A Unified View Across Companies Act, SEBI Regulations, and Tax Laws. One of the most underestimated risks in ESOP design is not valuation, dilution, or vesting; it is misalignment of employee eligibility across laws.
As companies move through their lifecycle from unlisted to listed, and sometimes back to unlisted, the definition of who qualifies as an “employee” for ESOP purposes changes materially. Add tax treatment into the mix, especially where consultants or non-traditional roles are involved, and the risk multiplies.
This blog brings together company law, securities regulation, and tax into a single, connected framework, because ESOPs do not operate in silos, even though regulations often do.
The core problem: One ESOP, three legal lenses
An ESOP grant simultaneously touches:
Company law (who can be issued options)
Securities law (who is eligible for equity-linked instruments in Listed Companies)
Tax law (how the benefit is taxed and what TDS rate applies)
Most implementation errors occur when companies optimise for one lens and ignore the others.
Before diving into the implications of listing or delisting, it is essential to clearly compare how each framework defines “employee”.
Employee eligibility & tax treatment – At a glance
Why this comparison matters in real life
On paper, the table looks straightforward. In practice, these regimes collide during corporate transitions, especially listing and delisting.
Let us now connect the dots.
When an unlisted company plans to list
ESOP schemes are drafted when the company is unlisted, following the Companies Act framework. The problem arises because SEBI eligibility is not a continuation of the Companies Act, it is a reset.
What breaks during IPO preparation
1. Eligibility misalignment
Consultants, advisors, or non-permanent employees not covered earlier may become eligible overnight
Startup exemptions for promoters cease to be relevant post listing
2. Scheme migration risk
Existing ESOP schemes must be amended to comply with SEBI
Fresh shareholder approval is required for any further grants, and often needs in-principle approval from stock exchanges
3. Disclosure exposure
SEBI requires detailed disclosures
Any aggressive interpretation of “employee” is visible to regulators and investors
Consulting insight:
IPO-ready companies should design ESOPs as if SEBI already applies, even when legally unlisted.
When a listed company delists
Delisting is often misunderstood as a compliance relief. From an ESOP standpoint, it is anything but.
What changes and what does not
SEBI regulations stop applying prospectively
Companies Act becomes the governing framework
However:
If Group Companies employees are covered earlier are now not eligible.
Employee expectations created during listing do not disappear
The most misused area: Covering consultants under ESOPs
This is where company law optimism meets tax reality.
Regulatory position
Neither the Companies Act nor SEBI truly encourages ESOPs for consultants
SEBI permits coverage only where the relationship mirrors employment and exclusivity exists
Tax reality (especially for listed companies)

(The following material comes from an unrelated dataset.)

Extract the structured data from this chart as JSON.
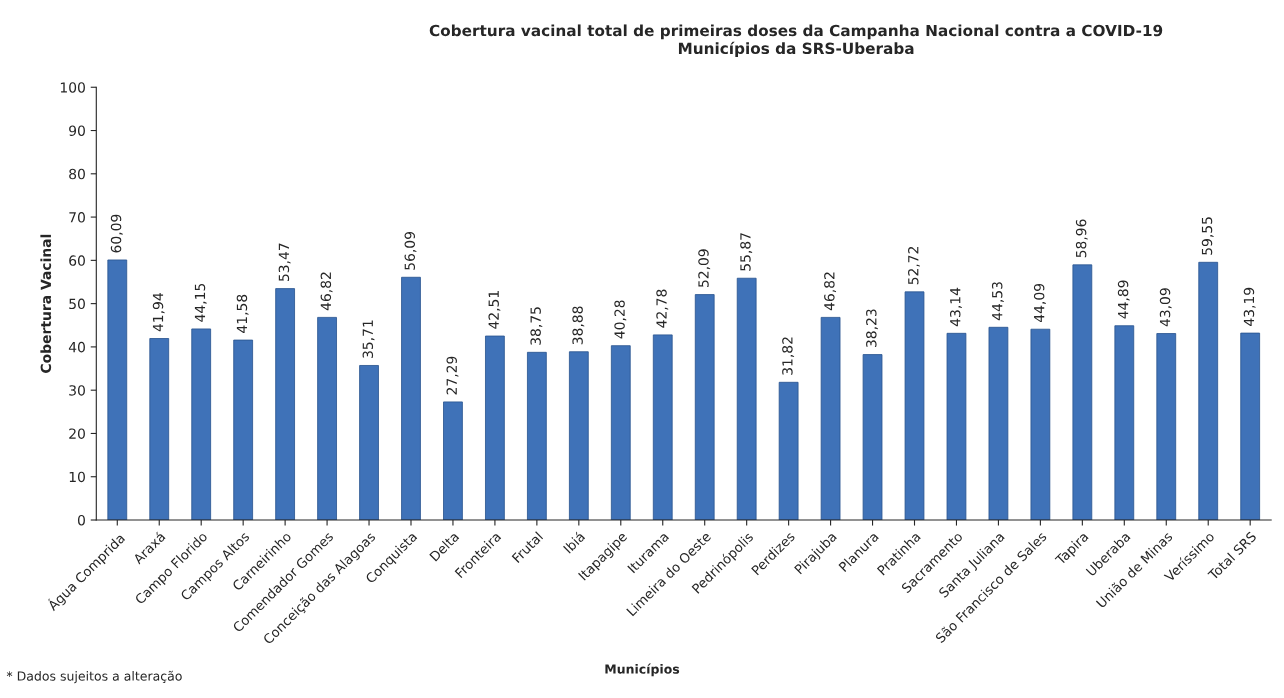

If consultants are granted equity-linked benefits:
They are not employees under tax law, hence benefits are taxed as professional income
Which TDS section will apply, whether Section 194J or Section 192? (Not clear in tax laws). Perquisite taxation under Section 17(2) generally does not apply to Consultants.
Risk areas
Incorrect salary TDS.
Disallowance of expense
IPO diligence red flags
Re-characterisation by tax authorities
Conclusion
The question “Who is an employee?” is the question every Company Must Ask?
Defining who qualifies as an “employee” for ESOP purposes is no longer a drafting exercise; it is a strategic decision with legal, regulatory, and tax consequences that unfold over time.
As companies grow, list, delist, or reconfigure their workforce models, the real challenge is not whether ESOPs are offered, but whether the framework can withstand regulatory transitions and scrutiny.
Before finalising or continuing with any ESOP structure, it may be worth pausing to ask:
Is our current definition of “employee” aligned only with today’s status, or also with where the company is headed?
If we were to list tomorrow, which ESOP grants would become non-compliant and why?
If liquidity disappears post-delisting, what does ownership really mean for our employees?
Are we stretching regulatory definitions to reward consultants, or choosing the right instrument altogether?
And finally, are we designing ESOPs for intent, or for execution across the company’s full lifecycle?
There are no universal answers. But asking the right questions early is often the difference between an ESOP that builds trust and one that has to be reworked under pressure.